Vero è che la giurisprudenza costituzionale più recente ha ritenuto che la sussistenza di una pluralità di alternative possibili, che siano rimesse alla discrezionalità legislativa, e l’assenza di una soluzione “a rime obbligate” non sono di per sé preclusive dell’esame nel merito delle censure d’incostituzionalità (così da ult. Corte Cost. n. 48 del 2021, dove il richiamo a Corte Cost. nn. 152 e 252 del 2020, 222 del 2018, 179 del 2017 e 236 del 2016); ma è pur vero che a tale conclusione il giudice delle leggi è pervenuto sul presupposto che esistano precisi punti di riferimento, già rinvenibili nel sistema legislativo, che possano orientare il giudizio di “ragionevolezza intrinseca” sulla norma di legge (così, in particolare, Corte Cost. n. 236 del 2016, cit.), ciò che, viceversa, nemmeno parte ricorrente ha potuto indicare nel caso di specie; ed è appena il caso di soggiungere che, difettando (anche) questi ultimi, l’invocato giudizio costituzionale di “ragionevolezza” trasmoderebbe in un giudizio il cui il giudice delle leggi sarebbe chiamato a sostituire i propri criteri di “giustizia” a quelli del legislatore, privando in ultima analisi il giudizio stesso di qualsiasi premessa empiricamente e logicamente controllabile.

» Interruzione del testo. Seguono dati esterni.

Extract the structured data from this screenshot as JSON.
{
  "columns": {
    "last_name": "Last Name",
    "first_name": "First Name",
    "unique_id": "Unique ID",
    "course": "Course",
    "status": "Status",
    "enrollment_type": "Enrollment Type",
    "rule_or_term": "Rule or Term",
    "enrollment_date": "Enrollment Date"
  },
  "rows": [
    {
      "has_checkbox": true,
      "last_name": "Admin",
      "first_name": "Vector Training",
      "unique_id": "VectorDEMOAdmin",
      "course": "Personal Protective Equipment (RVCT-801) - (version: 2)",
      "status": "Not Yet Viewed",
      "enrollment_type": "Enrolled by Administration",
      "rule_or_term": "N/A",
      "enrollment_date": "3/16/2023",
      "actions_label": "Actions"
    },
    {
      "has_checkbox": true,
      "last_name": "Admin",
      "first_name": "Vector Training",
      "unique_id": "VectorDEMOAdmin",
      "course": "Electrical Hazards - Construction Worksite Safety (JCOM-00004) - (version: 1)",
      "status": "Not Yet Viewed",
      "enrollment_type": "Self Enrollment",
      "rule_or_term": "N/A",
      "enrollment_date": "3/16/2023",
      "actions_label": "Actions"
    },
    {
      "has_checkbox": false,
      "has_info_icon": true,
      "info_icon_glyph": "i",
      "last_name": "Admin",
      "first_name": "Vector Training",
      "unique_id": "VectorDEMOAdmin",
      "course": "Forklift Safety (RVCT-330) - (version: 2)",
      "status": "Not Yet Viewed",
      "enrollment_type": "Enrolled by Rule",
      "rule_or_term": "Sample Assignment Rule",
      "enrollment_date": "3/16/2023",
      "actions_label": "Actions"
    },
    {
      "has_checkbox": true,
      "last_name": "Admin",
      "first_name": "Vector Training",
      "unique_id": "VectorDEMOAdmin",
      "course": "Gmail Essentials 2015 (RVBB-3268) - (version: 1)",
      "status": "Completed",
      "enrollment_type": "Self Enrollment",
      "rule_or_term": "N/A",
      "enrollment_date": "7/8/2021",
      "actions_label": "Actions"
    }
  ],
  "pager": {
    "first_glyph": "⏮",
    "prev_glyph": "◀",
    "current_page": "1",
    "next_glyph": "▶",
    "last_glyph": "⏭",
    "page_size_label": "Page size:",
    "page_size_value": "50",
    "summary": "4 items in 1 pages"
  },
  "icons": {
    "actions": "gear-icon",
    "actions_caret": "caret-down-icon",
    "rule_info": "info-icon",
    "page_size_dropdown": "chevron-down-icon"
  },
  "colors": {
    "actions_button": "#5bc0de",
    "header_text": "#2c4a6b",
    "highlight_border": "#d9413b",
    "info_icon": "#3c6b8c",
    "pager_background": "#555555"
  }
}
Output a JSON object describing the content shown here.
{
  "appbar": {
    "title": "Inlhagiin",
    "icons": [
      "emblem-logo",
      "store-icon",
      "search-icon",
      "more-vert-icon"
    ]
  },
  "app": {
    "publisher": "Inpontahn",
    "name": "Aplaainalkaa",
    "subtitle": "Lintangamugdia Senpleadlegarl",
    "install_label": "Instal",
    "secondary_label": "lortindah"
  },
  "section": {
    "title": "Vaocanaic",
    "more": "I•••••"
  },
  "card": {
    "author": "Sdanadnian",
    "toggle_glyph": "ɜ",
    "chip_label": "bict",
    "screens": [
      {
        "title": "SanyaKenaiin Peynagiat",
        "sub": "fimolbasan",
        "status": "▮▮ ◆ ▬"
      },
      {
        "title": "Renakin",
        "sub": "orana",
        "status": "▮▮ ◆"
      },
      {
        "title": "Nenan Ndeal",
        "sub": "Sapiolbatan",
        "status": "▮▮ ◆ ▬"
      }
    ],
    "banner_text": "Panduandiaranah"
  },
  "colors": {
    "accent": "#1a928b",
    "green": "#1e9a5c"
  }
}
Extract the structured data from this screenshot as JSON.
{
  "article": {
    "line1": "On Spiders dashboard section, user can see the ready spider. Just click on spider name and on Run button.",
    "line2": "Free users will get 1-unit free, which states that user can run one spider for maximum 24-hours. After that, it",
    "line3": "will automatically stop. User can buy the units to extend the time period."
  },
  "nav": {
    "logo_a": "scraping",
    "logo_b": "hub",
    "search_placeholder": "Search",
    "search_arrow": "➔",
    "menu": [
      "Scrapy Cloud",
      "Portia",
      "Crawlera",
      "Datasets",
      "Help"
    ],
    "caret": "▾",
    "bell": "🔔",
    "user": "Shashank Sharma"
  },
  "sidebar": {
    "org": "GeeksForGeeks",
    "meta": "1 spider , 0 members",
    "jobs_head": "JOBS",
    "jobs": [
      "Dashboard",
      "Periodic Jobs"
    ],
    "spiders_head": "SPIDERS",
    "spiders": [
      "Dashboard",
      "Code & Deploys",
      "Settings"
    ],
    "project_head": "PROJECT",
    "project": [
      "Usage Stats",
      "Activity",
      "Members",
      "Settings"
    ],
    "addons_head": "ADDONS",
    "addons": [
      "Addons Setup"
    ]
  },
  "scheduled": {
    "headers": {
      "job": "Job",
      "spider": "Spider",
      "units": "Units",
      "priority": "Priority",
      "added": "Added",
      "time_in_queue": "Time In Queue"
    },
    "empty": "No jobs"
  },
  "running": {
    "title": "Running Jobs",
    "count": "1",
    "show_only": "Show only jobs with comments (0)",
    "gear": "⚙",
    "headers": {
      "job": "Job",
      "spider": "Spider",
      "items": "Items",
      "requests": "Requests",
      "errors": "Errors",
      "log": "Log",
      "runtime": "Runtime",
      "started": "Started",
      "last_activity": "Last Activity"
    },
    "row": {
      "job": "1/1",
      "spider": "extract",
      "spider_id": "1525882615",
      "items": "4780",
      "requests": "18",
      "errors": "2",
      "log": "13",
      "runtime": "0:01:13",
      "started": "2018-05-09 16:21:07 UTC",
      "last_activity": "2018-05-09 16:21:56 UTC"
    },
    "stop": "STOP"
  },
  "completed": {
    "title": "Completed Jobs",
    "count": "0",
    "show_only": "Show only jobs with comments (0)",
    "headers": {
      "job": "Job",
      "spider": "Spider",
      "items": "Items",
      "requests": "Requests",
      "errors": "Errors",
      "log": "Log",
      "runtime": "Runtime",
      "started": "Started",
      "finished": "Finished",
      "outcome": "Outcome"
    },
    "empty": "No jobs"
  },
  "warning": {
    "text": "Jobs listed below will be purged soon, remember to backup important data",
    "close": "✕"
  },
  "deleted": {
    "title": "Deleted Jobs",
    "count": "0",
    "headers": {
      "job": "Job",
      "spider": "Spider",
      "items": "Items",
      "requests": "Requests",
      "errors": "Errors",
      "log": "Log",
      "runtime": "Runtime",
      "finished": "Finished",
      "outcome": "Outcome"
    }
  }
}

Ritenuta, pertanto, la manifesta infondatezza della prospettata questione di legittimità costituzionale, il ricorso va rigettato, nulla pronunciandosi sulle spese del giudizio di legittimità, per non avere l’INPS svolto apprezzabile attività difensiva oltre il deposito della procura in calce al ricorso notificatogli.
Tenuto conto del rigetto del ricorso, sussistono i presupposti processuali per il versamento, da parte del ricorrente, dell’ulteriore importo a titolo di contributo unificato pari a quello, ove dovuto, previsto per il ricorso.
P.Q.M.
La Corte rigetta il ricorso.
Ai sensi del D.P.R. n. 115 del 2002, art. 13, comma 1 quater, dà atto della sussistenza dei presupposti processuali per il versamento da parte del ricorrente dell’ulteriore importo a titolo di contributo unificato pari a quello, ove dovuto, per il ricorso, a norma dello stesso art. 13, comma 1-bis.
Così deciso in Roma, nella Camera di consiglio, il 6 luglio 2021.